China's and Russia's refusal to back a United Nations Security Council resolution to oust President Bashar Assad is a throwback to the Cold War, some said Sunday.

The vetoes by the two countries snuffed out an Arab League plan for Assad to relinquish power to his vice-president and clear the way for the creation of a unity government. The resolution would have reinforced support for the Arab League plan, which Assad rejected.

"Russia and China did not vote based on the existing realities but on a more reflexive attitude against the West or against certain demands," Turkish Foreign Minister Ahmet Davutoglu said Sunday.

Now with another diplomatic option unattainable many feel that force might be the only way to remove Assad from power and end 11 months of bloodshed.

It has also raised fears that violence could escalate.

The UN estimates more than 5,400 people have been killed since March, and opponents of the regime fear that Assad will be encouraged by a feeling that he is protected by his top ally Moscow and unleash even greater violence to crush protesters.

U.S. Secretary of State Hillary Rodham Clinton called for "friends of democratic Syria" to unite to "support the Syrian people's right to have a better future."

Clinton warned that the likelihood of "a brutal civil war" would increase as Syrians under attack from their government move to defend themselves, unless international steps provide another way.

Speaking to reporters in the Bulgarian capital of Sofia, she called the double veto at the UN Security Council on Saturday "a travesty."

"Faced with a neutered Security Council, we have to redouble our efforts outside of the United Nations," she said.

Clinton's call suggests the formation of a formal group of like-minded nations to co-ordinate assistance to the Syrian opposition, similar but not identical to the Contact Group on Libya, which oversaw international help for opponents of the late deposed Libyan leader Moammar Gadhafi.

U.S. officials said an alliance would work to further squeeze the Assad regime by stepping up sanctions against it, bringing disparate Syrian opposition groups inside and outside the country together, providing humanitarian relief for embattled Syrian communities and working to prevent an escalation of violence by monitoring arms sales.

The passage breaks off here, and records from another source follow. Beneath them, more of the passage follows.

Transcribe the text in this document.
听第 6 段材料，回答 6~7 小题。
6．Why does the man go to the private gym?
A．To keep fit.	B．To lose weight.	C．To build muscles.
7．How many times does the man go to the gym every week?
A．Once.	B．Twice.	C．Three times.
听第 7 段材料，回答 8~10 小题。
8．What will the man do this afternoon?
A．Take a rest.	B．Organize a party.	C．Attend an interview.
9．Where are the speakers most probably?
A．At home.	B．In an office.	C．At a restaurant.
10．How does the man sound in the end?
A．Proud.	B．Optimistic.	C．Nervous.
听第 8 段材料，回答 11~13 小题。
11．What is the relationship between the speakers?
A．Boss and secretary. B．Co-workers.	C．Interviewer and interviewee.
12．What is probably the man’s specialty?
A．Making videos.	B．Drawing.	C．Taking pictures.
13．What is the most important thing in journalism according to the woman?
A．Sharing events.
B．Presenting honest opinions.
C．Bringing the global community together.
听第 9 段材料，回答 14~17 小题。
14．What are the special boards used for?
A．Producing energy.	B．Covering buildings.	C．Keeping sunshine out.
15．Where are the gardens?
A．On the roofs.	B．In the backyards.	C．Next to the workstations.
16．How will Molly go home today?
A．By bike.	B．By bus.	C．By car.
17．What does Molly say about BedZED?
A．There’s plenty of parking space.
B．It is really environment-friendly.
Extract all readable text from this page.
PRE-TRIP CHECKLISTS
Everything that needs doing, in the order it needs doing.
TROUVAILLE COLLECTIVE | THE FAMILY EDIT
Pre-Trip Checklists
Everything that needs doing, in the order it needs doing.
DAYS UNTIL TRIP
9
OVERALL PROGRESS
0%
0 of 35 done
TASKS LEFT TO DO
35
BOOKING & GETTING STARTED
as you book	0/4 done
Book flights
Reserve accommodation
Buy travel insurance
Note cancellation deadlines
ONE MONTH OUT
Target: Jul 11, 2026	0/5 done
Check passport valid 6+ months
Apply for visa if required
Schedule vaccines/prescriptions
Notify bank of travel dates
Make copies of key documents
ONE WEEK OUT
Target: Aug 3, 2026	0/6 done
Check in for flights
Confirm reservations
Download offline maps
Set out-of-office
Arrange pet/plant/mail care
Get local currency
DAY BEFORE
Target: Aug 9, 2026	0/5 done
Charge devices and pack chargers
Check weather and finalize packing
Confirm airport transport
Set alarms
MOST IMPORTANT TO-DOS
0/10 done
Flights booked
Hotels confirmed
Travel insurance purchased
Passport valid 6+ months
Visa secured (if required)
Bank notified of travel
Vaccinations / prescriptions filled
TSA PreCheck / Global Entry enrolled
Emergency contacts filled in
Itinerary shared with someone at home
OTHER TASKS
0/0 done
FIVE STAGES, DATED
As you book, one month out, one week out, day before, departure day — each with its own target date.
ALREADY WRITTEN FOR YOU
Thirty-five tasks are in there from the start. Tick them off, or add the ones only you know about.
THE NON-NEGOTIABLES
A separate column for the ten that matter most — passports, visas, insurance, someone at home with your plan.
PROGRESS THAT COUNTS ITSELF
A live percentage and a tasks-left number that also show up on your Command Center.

Indeed, the timing of Russia's and China's defiance also proves awkward for Prime Minister Stephen Harper as he leads a delegation to China later this week.

Canadian officials said China's vote on Syria would be raised, but not in public.

"I think both the prime minister and I will have a full ranging and open and honest discussion with our Chinese counterparts as we always do," Foreign Affairs Minister John Baird told CTV's Question Period. "I think we're better to engage than to sit on the sidelines, so we look forward to arriving in Beijing and some important meetings for Canada,"

Fears abound that if the opposition in Syria turns to armed resistance, the result could be a dramatic increase in bloodshed.

This was evident on Sunday as at least 30 civilians were killed, including five children and a woman who was hit by a bullet while standing on her balcony as troops fired on protesters in a Damascus suburb, according to the Britain-based Syrian Observatory for Human Rights, an activist group.

Government forces firing mortars and heavy machine-guns also battered the mountain town of Zabadani, north of Damascus, a significant opposition stronghold that fell under rebel control late last month. Bombardment the past two days has wounded dozens and forced scores of families to flee, an activist in the town said.

And the commander of the Free Syrian Army told The Associated Press that, after the vetoes at the UN, "there is no other road" except military action to topple Assad.

"We consider that Syria is occupied by a criminal gang and we must liberate the country from this gang," Col. Riad al-Asaad said, speaking by telephone from Turkey. "This regime does not understand the language of politics. It only understands the language of force."

But those loyal to Assad cheered the move by Russia and China and hailed it as a snub to the western powers.

"Thanks Russia, thanks China for undermining the Western conspiracy against our country," said Nibal Hmeid, a 24-year-old teacher at the rally.

She said Assad should now settle the situation "decisively and militarily against those armed criminals."